Rheinische Post - Xanten and Moers
„Ältere müssen bessere Chancen bekommen“
Der Bundesarbeitsminister erklärt, wie er die hohe Zahl der Frührentner reduzieren und das Rentenniveau stabilisieren will.
Herr Heil, als einziger Minister blieben Sie nach dem Regierungswechsel im Amt. Was hat sich für Sie in der Ampel im Vergleich zur Groko geändert?
HEIL Menschlich konnte ich mich auch über die Zusammenarbeit mit der Vorgängerregierung nicht beklagen. Aber spürbar ist jetzt, dass in der Ampel drei Parteien zusammenarbeiten, die das Land modernisieren und Dinge anpacken und verändern wollen. Das ist ein Unterschied zur Union, die am Ende nichts mehr verändern wollte. Es ist mehr Gestaltungskraft in dieser von Olaf Scholz geführten Regierung.

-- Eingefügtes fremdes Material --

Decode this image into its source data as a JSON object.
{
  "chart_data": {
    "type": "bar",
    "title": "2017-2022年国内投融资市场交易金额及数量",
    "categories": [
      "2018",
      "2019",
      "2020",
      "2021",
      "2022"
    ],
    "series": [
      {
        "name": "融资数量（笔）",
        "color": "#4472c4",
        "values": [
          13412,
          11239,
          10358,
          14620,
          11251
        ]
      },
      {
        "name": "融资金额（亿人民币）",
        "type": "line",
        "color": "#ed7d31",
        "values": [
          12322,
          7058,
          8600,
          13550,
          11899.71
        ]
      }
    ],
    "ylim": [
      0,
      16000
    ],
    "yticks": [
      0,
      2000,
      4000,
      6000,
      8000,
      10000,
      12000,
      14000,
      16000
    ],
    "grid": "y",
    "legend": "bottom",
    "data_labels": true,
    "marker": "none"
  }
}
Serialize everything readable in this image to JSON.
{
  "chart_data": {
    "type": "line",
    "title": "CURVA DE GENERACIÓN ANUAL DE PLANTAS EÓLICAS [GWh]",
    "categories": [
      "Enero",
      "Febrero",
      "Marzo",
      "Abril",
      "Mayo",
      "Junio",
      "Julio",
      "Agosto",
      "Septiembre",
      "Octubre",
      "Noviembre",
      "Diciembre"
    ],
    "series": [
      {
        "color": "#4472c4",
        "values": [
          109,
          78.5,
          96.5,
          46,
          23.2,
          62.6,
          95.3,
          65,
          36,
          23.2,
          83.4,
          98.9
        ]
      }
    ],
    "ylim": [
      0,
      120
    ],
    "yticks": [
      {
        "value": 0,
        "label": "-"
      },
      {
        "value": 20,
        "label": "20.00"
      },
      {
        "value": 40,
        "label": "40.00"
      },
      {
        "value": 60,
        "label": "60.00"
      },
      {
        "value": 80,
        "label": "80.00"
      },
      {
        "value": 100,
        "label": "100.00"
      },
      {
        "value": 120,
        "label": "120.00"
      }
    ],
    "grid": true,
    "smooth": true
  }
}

Dann sprechen wir über die Gestaltungskraft bei der Rente. Der Kanzler sorgt sich über die hohe Zahl der Frührentner. Aber war es nicht die SPD, die die Rente mit 63 durchgesetzt hat? War sie ein Fehler?
HEIL Nein. Der Kanzler hat recht, dass es unser Ziel sein muss, dass möglichst viele Beschäftigte bis zur gesetzlichen Altersgrenze arbeiten können. Viele erreichen diese Grenze aus gesundheitlichen Gründen nicht. Da müssen wir mit gesunden Arbeitsbedingungen und Prävention gegensteuern. Darum geht es, und nicht darum, den Menschen, die 45 Jahre gearbeitet haben, die abschlagsfreie Rente zu streichen. Wir reden dabei ja über Pflegekräfte oder Handwerker, die seit ihrem 16. Lebensjahr hart arbeiten. Und viele vergessen, dass auch für diese Menschen das gesetzliche Renteneintrittsalter sukzessive ansteigt. Wenn der Geburtsjahrgang 1964 erreicht ist, gibt es die abschlagsfreie Rente nach 45 Jahren erst mit 65.
Das wird erst 2029 sein. Vorher wollen Sie die Rente mit 63 nicht stoppen?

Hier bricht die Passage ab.